There are many people in our time who yearn for truth, the truth of God, but have found falsehood in the Church. They have found a church unwilling to deal with scientific truth, a church that can’t deal with evidence from neuroscientific studies about sexual orientation. They have found a church that dismisses those who have a real desire for intellectual honesty.

The doctrine of Biblical Innerancy stands as a cloud over our efforts to deal honestly with each other in faith. The teaching of a type of Creationism in churches that dismisses the great service offered the world by Charles Darwin is also a sad sign for the wider church.

We do not need to continue a tradition of intellectual dishonesty, but let me change that language a little bit. Intellectual dishonesty sounds a little too removed and fancy. What I am talking about is having lazy minds, dishonoring the God who gave us our minds, and lying about the way things are. That’s what I mean about the tradition of intellectual dishonesty in the Church. And, it is continued by people like Rick Santorum who doesn’t like the fact that a good number of us in the Church don’t think we have to check our minds at the door before we come to worship or Bible Study.

Martin Luther King, Jr. was a liberal Christian. He studied religion as a man of faith, and he studied it from within the academic tradition as well. He appreciated what he learned about how the Bible was formed. He wasn’t afraid of the truth of science, but found it liberating.

Of course, human science is limited as is inquiry in other areas, and when we think science is going to resolve all our problems, we show that we don’t understand the limits of science. And, human science itself can get arrogant and think that truth is limited to what science can demonstrate empirically. But, in our day, science is much more humble than it was when I was growing up. And, a real dialogue is possible in our time between scientists and theologians.
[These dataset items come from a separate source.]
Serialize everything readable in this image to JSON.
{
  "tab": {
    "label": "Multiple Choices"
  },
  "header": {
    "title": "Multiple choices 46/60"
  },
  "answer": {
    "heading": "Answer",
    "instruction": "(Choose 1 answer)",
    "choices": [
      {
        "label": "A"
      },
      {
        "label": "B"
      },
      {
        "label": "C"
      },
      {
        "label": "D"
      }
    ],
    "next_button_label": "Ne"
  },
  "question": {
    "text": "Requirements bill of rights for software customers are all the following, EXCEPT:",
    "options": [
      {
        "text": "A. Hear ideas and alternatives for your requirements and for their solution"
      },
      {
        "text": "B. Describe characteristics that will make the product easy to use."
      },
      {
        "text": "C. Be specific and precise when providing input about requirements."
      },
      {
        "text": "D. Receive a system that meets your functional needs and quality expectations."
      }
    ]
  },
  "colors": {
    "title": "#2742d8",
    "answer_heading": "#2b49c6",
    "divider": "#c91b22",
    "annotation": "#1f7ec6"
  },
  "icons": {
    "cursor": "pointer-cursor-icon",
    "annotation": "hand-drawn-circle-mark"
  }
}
When we are ready to be honest and ready to really think and discuss openly in our churches – then, maybe people who value real questions, real discussions . . . then maybe people who value real learning and honesty of both the heart and the mind will find their way back into our fellowship in the Church.

We ought to repent during Lent as Christians because of all the good, even brilliant people we have destroyed over time with our dogma, with our lack of imagination and our lack of appreciation of the gifts God has bestowed on many human beings and with our refusal to really investigate and seek the truth no matter what it costs.